Deep-dive into all five HTML list types: <ol>, <ul>, <dl>, <menu>, and control lists via <select>/<datalist>, with semantic rules for choosing each.
Key Takeaways
Decision rule: use <select> + <option> for fixed choices, <input> + <datalist> for suggested ones, <ol> when order changes meaning, <dl> for key-value pairs, <menu> for UI action controls.
<optgroup> groups related <option> elements and accepts a disabled attribute to block selection of entire sub-groups.
<hr> is valid inside <select> for visual breaks; size attribute controls visible row count but eats into <optgroup> label space.
<datalist> pairs with <input type="range"> to create labeled stops, but cross-browser CSS for positioning requires separate attr() and ::before workarounds for Firefox vs. Chrome.

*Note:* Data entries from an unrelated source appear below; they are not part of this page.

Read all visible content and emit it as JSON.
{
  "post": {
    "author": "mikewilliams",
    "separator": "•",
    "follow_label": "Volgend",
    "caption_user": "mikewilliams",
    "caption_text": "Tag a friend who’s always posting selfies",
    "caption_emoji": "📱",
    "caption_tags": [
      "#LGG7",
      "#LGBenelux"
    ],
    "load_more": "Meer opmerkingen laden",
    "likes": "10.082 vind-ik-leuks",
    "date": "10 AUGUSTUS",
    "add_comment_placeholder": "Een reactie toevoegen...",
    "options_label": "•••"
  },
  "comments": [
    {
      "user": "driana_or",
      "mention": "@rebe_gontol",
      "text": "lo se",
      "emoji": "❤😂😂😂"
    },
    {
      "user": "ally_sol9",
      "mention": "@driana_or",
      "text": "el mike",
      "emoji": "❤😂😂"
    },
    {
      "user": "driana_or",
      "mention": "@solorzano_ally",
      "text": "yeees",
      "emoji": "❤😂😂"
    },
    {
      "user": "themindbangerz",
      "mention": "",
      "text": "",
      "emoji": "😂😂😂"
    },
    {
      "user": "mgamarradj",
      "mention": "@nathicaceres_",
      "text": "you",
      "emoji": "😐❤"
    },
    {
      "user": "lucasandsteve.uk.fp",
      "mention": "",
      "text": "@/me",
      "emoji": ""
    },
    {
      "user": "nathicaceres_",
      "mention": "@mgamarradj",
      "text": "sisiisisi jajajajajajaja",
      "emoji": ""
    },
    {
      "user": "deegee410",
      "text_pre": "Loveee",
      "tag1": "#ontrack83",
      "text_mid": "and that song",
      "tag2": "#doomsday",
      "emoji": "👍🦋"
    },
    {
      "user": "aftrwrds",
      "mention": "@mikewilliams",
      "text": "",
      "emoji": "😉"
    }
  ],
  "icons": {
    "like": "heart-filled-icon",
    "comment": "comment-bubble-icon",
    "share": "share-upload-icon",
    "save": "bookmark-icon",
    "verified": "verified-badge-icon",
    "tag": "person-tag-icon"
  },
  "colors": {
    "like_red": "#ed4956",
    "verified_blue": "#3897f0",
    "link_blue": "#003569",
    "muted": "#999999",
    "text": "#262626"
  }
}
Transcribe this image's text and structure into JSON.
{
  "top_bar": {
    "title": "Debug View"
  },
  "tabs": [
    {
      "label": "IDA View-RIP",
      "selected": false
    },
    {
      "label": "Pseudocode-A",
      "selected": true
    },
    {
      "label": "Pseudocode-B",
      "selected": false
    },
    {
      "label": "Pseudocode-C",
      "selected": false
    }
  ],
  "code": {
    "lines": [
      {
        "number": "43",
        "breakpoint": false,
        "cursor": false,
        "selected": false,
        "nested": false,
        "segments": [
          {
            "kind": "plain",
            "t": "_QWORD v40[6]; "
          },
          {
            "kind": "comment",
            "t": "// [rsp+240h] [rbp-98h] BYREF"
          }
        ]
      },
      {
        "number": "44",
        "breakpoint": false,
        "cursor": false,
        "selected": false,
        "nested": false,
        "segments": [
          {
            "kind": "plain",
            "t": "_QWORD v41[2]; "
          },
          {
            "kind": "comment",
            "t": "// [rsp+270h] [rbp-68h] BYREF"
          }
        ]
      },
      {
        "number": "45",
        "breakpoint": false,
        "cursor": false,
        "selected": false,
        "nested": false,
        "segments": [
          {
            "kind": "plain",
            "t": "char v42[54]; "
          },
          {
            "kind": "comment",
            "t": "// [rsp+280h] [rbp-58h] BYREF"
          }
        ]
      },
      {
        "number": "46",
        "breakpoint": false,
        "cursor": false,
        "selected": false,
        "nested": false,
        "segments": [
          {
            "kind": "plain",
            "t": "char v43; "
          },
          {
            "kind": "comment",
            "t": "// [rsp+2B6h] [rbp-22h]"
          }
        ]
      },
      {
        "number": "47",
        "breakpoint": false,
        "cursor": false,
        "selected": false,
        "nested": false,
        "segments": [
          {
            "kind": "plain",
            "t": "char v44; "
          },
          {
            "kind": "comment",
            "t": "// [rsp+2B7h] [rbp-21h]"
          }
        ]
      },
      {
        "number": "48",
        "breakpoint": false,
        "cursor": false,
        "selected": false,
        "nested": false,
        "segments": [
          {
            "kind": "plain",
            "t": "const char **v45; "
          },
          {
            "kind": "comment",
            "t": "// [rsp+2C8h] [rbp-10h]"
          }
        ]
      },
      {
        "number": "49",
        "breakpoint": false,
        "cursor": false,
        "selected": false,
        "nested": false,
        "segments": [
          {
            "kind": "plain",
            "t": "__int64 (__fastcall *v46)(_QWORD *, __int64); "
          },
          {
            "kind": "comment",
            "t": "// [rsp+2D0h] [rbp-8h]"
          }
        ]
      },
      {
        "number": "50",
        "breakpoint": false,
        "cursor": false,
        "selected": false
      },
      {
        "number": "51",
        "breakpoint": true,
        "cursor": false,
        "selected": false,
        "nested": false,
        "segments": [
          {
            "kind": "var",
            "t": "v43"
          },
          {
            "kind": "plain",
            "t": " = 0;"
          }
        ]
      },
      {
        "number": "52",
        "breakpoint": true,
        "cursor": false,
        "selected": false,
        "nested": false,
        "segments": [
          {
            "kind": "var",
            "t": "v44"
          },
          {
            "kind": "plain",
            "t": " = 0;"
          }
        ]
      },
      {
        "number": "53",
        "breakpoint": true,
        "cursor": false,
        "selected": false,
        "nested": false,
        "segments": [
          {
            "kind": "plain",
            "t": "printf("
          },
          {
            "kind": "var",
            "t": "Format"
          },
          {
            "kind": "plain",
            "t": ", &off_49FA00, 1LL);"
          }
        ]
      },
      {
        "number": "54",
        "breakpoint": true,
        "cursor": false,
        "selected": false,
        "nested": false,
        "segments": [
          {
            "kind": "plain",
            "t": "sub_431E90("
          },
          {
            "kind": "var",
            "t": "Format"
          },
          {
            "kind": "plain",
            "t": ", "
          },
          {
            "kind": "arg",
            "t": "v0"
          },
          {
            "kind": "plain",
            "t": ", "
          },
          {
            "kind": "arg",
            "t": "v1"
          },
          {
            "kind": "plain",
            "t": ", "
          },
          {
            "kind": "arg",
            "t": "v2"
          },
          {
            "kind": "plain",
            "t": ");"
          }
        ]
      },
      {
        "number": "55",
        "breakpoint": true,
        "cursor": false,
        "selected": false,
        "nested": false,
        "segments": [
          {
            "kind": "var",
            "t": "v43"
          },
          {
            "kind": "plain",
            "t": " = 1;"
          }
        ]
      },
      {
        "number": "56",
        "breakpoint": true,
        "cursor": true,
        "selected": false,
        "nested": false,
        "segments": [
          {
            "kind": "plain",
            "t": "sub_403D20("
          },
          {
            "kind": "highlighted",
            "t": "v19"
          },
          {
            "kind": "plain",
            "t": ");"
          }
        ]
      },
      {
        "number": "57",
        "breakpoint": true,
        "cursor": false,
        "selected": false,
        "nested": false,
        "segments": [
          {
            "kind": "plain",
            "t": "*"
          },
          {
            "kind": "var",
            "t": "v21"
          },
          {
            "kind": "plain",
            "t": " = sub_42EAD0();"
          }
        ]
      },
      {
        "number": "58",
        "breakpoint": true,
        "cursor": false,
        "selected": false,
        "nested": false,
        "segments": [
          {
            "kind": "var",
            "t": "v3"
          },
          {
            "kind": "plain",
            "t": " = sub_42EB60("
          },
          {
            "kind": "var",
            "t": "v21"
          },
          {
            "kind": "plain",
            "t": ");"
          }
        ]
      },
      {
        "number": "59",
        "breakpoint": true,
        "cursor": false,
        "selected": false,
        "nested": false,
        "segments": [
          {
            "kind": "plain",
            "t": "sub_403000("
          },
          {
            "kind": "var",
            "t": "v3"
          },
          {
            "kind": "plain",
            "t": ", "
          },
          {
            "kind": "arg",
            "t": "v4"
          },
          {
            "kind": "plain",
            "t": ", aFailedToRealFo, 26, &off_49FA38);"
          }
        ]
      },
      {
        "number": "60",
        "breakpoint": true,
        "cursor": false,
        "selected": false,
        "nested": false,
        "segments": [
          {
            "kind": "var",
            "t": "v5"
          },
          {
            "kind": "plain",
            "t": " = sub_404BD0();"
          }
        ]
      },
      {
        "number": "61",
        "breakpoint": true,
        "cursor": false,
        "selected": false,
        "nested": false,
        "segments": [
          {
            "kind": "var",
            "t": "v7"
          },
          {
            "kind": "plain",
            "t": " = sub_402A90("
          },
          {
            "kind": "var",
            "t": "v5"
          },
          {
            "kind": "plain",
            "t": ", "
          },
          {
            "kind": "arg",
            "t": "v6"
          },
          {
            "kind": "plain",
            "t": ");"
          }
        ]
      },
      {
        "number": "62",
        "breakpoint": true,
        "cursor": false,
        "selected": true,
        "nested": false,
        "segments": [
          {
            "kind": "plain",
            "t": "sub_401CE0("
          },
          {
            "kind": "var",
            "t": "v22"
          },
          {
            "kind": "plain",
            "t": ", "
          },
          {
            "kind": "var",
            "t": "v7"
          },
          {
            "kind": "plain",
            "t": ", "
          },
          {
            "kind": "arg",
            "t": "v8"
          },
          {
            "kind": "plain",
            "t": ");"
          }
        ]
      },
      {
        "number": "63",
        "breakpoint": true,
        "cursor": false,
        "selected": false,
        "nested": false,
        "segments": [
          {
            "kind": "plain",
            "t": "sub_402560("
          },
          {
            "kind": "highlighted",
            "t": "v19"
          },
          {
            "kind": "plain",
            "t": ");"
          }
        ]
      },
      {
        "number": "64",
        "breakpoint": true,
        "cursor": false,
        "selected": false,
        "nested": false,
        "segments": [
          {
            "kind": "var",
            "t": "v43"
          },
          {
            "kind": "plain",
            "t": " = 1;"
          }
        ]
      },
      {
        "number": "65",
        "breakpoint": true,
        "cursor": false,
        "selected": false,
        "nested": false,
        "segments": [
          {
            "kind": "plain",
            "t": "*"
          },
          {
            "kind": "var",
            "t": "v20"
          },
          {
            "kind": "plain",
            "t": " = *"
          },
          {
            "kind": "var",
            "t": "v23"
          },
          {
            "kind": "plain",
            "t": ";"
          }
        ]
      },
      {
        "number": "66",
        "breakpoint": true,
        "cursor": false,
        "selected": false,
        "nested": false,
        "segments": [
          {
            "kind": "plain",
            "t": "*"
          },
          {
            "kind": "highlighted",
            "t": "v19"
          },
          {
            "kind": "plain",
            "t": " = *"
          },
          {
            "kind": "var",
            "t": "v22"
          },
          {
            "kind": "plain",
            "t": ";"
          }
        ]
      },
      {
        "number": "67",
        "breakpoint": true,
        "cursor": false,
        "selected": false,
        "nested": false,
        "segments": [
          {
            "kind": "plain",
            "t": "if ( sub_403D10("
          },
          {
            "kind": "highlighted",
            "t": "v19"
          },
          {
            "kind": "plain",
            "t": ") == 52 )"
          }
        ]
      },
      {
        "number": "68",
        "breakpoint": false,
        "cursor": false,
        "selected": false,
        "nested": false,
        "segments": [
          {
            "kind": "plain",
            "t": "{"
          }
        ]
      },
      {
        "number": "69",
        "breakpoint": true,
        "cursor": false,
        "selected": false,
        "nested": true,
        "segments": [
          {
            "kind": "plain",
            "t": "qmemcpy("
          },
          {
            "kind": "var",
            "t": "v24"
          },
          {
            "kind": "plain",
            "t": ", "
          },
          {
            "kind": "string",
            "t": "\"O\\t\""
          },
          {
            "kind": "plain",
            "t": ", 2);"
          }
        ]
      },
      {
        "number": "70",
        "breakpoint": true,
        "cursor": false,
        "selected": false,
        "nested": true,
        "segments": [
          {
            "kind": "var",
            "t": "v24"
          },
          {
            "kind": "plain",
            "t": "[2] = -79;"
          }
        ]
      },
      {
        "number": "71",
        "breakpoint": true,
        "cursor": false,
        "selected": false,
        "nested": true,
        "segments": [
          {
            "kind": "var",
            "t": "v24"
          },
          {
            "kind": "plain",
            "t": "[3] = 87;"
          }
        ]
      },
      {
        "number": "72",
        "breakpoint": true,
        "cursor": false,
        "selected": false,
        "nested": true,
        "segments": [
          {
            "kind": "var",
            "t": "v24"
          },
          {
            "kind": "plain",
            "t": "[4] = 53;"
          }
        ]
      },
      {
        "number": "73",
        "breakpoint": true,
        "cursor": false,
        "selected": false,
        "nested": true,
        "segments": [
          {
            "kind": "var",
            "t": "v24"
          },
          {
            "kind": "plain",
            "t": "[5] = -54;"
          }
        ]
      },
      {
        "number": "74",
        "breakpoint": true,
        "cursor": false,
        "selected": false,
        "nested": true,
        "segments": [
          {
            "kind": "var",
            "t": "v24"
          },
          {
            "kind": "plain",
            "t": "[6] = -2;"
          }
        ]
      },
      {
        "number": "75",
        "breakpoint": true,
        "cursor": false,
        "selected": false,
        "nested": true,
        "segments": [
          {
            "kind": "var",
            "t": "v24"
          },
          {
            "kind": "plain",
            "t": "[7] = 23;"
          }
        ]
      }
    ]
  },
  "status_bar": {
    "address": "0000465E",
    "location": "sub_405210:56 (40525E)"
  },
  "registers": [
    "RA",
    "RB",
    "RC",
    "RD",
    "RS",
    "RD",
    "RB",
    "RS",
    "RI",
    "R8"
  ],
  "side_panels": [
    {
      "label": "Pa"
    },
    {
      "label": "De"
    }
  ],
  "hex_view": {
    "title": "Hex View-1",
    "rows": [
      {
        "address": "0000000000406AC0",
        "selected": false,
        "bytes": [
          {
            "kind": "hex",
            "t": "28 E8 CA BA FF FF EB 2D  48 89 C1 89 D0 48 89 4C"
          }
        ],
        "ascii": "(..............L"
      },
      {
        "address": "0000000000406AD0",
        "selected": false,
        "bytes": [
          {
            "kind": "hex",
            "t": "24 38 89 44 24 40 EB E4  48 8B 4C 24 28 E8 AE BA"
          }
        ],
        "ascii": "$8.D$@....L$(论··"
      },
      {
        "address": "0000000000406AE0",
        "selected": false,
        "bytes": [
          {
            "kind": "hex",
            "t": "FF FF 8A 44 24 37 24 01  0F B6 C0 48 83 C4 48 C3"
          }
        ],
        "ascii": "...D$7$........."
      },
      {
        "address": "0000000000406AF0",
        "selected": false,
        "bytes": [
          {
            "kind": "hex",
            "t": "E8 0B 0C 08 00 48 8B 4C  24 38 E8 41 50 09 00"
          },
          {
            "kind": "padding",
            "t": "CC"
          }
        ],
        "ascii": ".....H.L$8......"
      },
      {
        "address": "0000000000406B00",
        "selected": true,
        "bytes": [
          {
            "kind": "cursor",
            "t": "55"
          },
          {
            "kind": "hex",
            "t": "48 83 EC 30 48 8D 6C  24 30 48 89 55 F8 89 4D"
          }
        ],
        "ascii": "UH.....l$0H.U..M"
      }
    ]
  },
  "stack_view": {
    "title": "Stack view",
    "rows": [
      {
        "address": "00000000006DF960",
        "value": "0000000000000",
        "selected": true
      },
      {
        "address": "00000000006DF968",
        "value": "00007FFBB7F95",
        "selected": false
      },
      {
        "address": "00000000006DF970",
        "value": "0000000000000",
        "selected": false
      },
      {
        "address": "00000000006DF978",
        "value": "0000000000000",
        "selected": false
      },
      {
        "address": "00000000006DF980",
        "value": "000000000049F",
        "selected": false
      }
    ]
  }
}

Avoid putting value attributes on <datalist><option> elements: the value appears in the input on selection while the label text only shows in the dropdown, confusing users.
Hacker News Comment Review
<datalist> reliability is the main practical concern: commenters flagged broken behavior on mobile Safari, with one noting it lacks enough API surface for production use beyond prototypes.
optgroup disabled does not work correctly in mobile Safari, possibly a browser bug, despite caniuse listing support for the attribute.
There is broad agreement that most working front-end developers are unaware of <dl>, <menu>, and <datalist> semantics, partly attributed to React-first learning paths and LLM-generated code bypassing raw HTML.
Notable Comments
@montroser: warns datalist lacks hooks for real production use; fine for prototypes only.
@nektro: notes <menu> is unknown to most, questioning why frameworks have not adopted it.